Published a chapter in the book "Explainable Artificial Intelligence (XAI): Concepts, Enabling Tools, Technologies and Applications," published by The IET Digital Library, provides a comprehensive insight into the role of XAI in the medical field. With its Chapter DOI: 10.1049/PBPC062E_ch, it emphasizes the necessity for transparency in AI systems among healthcare professionals. The chapter thoroughly explores applications in areas such as medical image analysis with deep learning, clinical decision support, and broader healthcare. It also highlights XAI's role in enhancing trust in healthcare, with in-depth discussions on its integration in healthcare frameworks for pandemic prevention, and specific medical applications like allergy diagnosis. This research significantly contributes to the understanding of how XAI can be a transformative force in medical science, emphasizing the importance of explainability in the deployment of AI solutions for improved health outcomes.

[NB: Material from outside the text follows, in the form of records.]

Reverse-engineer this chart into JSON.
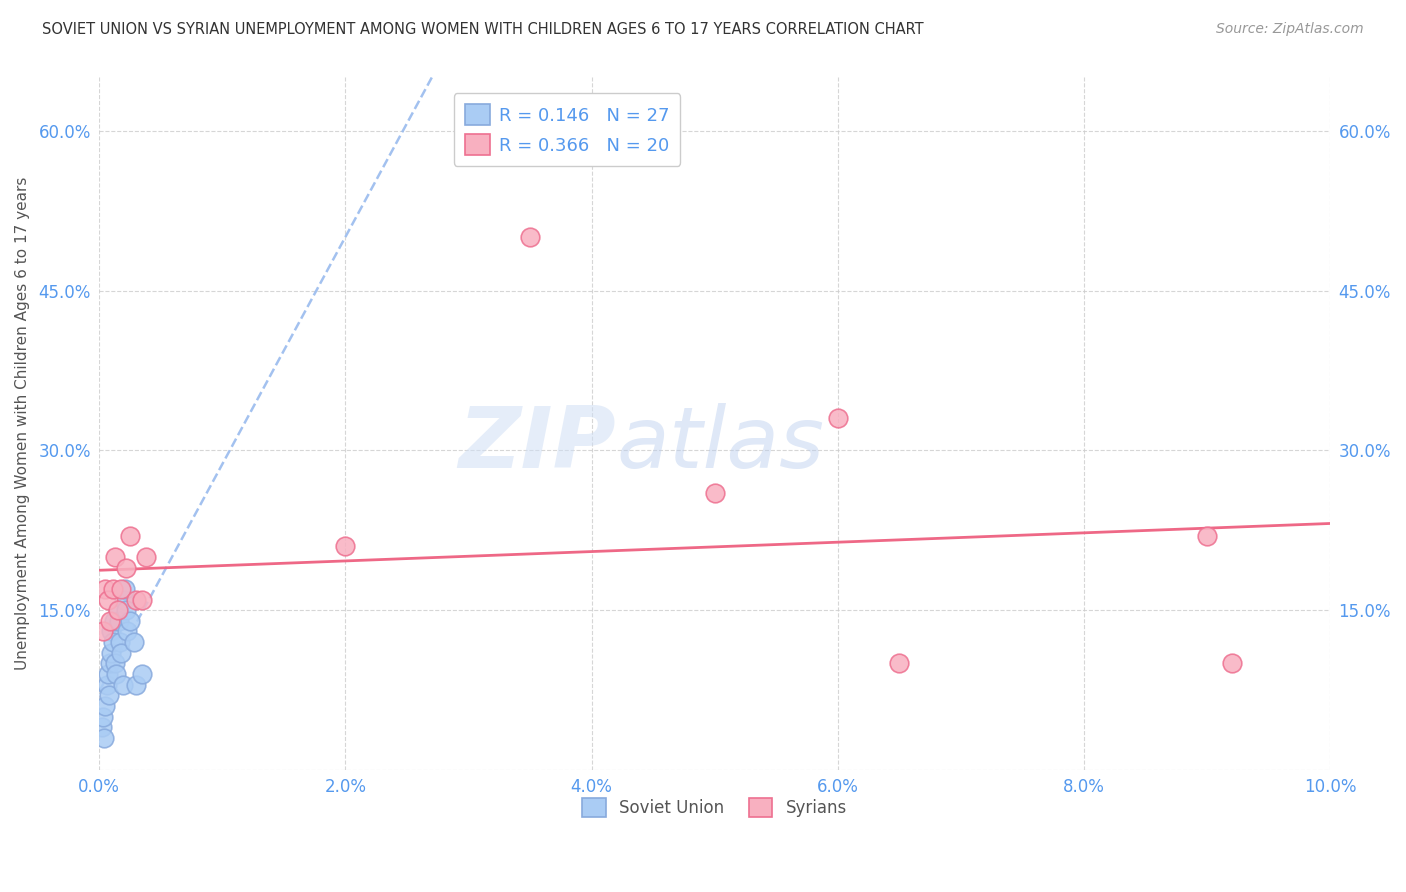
{
  "title": "SOVIET UNION VS SYRIAN UNEMPLOYMENT AMONG WOMEN WITH CHILDREN AGES 6 TO 17 YEARS CORRELATION CHART",
  "source": "Source: ZipAtlas.com",
  "ylabel": "Unemployment Among Women with Children Ages 6 to 17 years",
  "xlim": [
    0.0,
    0.1
  ],
  "ylim": [
    0.0,
    0.65
  ],
  "xticks": [
    0.0,
    0.02,
    0.04,
    0.06,
    0.08,
    0.1
  ],
  "yticks": [
    0.0,
    0.15,
    0.3,
    0.45,
    0.6
  ],
  "xticklabels": [
    "0.0%",
    "2.0%",
    "4.0%",
    "6.0%",
    "8.0%",
    "10.0%"
  ],
  "yticklabels_left": [
    "",
    "15.0%",
    "30.0%",
    "45.0%",
    "60.0%"
  ],
  "yticklabels_right": [
    "",
    "15.0%",
    "30.0%",
    "45.0%",
    "60.0%"
  ],
  "soviet_R": 0.146,
  "soviet_N": 27,
  "syrian_R": 0.366,
  "syrian_N": 20,
  "soviet_color": "#aaccf4",
  "syrian_color": "#f8b0c0",
  "soviet_edge_color": "#88aadd",
  "syrian_edge_color": "#ee7090",
  "soviet_trend_color": "#99bbee",
  "syrian_trend_color": "#ee6080",
  "soviet_x": [
    0.0002,
    0.0003,
    0.0004,
    0.0005,
    0.0006,
    0.0007,
    0.0008,
    0.0009,
    0.001,
    0.001,
    0.0011,
    0.0012,
    0.0013,
    0.0014,
    0.0015,
    0.0016,
    0.0017,
    0.0018,
    0.0019,
    0.002,
    0.0021,
    0.0022,
    0.0023,
    0.0025,
    0.0028,
    0.003,
    0.0035
  ],
  "soviet_y": [
    0.04,
    0.05,
    0.03,
    0.06,
    0.08,
    0.09,
    0.07,
    0.1,
    0.11,
    0.13,
    0.12,
    0.14,
    0.1,
    0.09,
    0.15,
    0.14,
    0.12,
    0.11,
    0.08,
    0.16,
    0.17,
    0.15,
    0.13,
    0.14,
    0.12,
    0.08,
    0.09
  ],
  "syrian_x": [
    0.0003,
    0.0005,
    0.0007,
    0.0009,
    0.0011,
    0.0013,
    0.0015,
    0.0018,
    0.0022,
    0.0025,
    0.003,
    0.0035,
    0.0038,
    0.02,
    0.035,
    0.05,
    0.06,
    0.065,
    0.09,
    0.092
  ],
  "syrian_y": [
    0.13,
    0.17,
    0.16,
    0.14,
    0.17,
    0.2,
    0.15,
    0.17,
    0.19,
    0.22,
    0.16,
    0.16,
    0.2,
    0.21,
    0.5,
    0.26,
    0.33,
    0.1,
    0.22,
    0.1
  ],
  "watermark_zip": "ZIP",
  "watermark_atlas": "atlas",
  "background_color": "#ffffff",
  "grid_color": "#cccccc",
  "tick_color": "#5599ee",
  "legend_text_color": "#5599ee",
  "ylabel_color": "#555555",
  "title_color": "#333333",
  "source_color": "#999999"
}
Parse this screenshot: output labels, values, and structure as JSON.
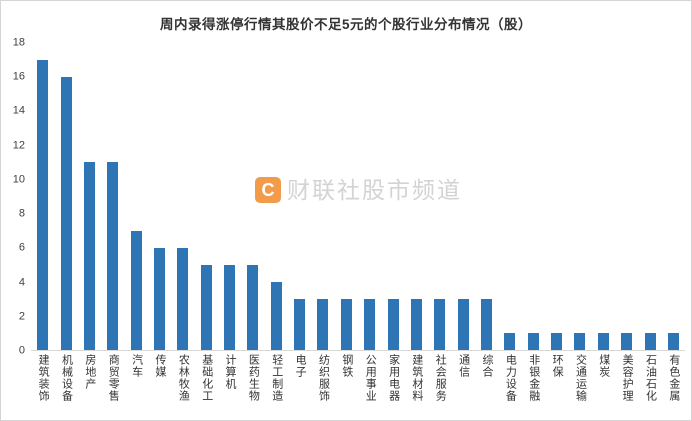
{
  "chart_data": {
    "type": "bar",
    "title": "周内录得涨停行情其股价不足5元的个股行业分布情况（股）",
    "categories": [
      "建筑装饰",
      "机械设备",
      "房地产",
      "商贸零售",
      "汽车",
      "传媒",
      "农林牧渔",
      "基础化工",
      "计算机",
      "医药生物",
      "轻工制造",
      "电子",
      "纺织服饰",
      "钢铁",
      "公用事业",
      "家用电器",
      "建筑材料",
      "社会服务",
      "通信",
      "综合",
      "电力设备",
      "非银金融",
      "环保",
      "交通运输",
      "煤炭",
      "美容护理",
      "石油石化",
      "有色金属"
    ],
    "values": [
      17,
      16,
      11,
      11,
      7,
      6,
      6,
      5,
      5,
      5,
      4,
      3,
      3,
      3,
      3,
      3,
      3,
      3,
      3,
      3,
      1,
      1,
      1,
      1,
      1,
      1,
      1,
      1
    ],
    "ylim": [
      0,
      18
    ],
    "yticks": [
      0,
      2,
      4,
      6,
      8,
      10,
      12,
      14,
      16,
      18
    ],
    "xlabel": "",
    "ylabel": "",
    "grid": false,
    "legend": "none",
    "bar_color": "#2e75b6"
  },
  "watermark": {
    "logo_letter": "C",
    "text": "财联社股市频道",
    "logo_color": "#f0831e",
    "text_color": "#c9c9c9"
  }
}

This research, conducted under the guidance of Assistant Prof. Sheela Jayachandran at the School of Computer Science and Engineering (SCOPE) at VIT-AP, presents a groundbreaking Python-based machine learning algorithm for image analysis. The Fuzzy Image Clustering via Featured Interval Extraction algorithm excels with a 100% accuracy rate in overlap distance evaluation, significantly outperforming existing methods in datasets with high overlap. Its versatility and precision in multivariate statistical applications not only mark a significant advancement in the field but also earned recognition through a utility patent (IP India Application No. 202341029896). This work highlights the potential for enhancing image analysis techniques and contributes substantially to the research community.
This research, under Assistant Prof. Sheela Jayachandran at VIT-AP's School of Computer Science and Engineering, has significantly advanced waste management technology. By integrating the YOLOv4 algorithm with IoT, the team developed a system that not only surpasses previous models in accuracy but also improves efficiency. This innovation led to a notable 10% increase in detection precision and a 12% boost in processing speed, showcasing a scalable solution that melds deep learning with environmental sustainability. The impact of this groundbreaking work is further acknowledged through the publication of a design patent (IP India Application No. 202341070187), marking a milestone in sustainable technology development.
This research, led by Associate Prof. Somya Ranjan Sahoo at VIT-AP's SCOPE, innovatively applies fuzzy logic to traffic control systems, resulting in a 30% improvement in traffic flow and a 20% reduction in vehicle wait times. The study involved a Pygame simulation of a complex four-way intersection, showcasing its potential in urban traffic management. The team's findings, demonstrating a 45% efficiency increase over static systems, were recognized for their significance in urban planning and smart cities, culminating in a publication in an IEEE journal.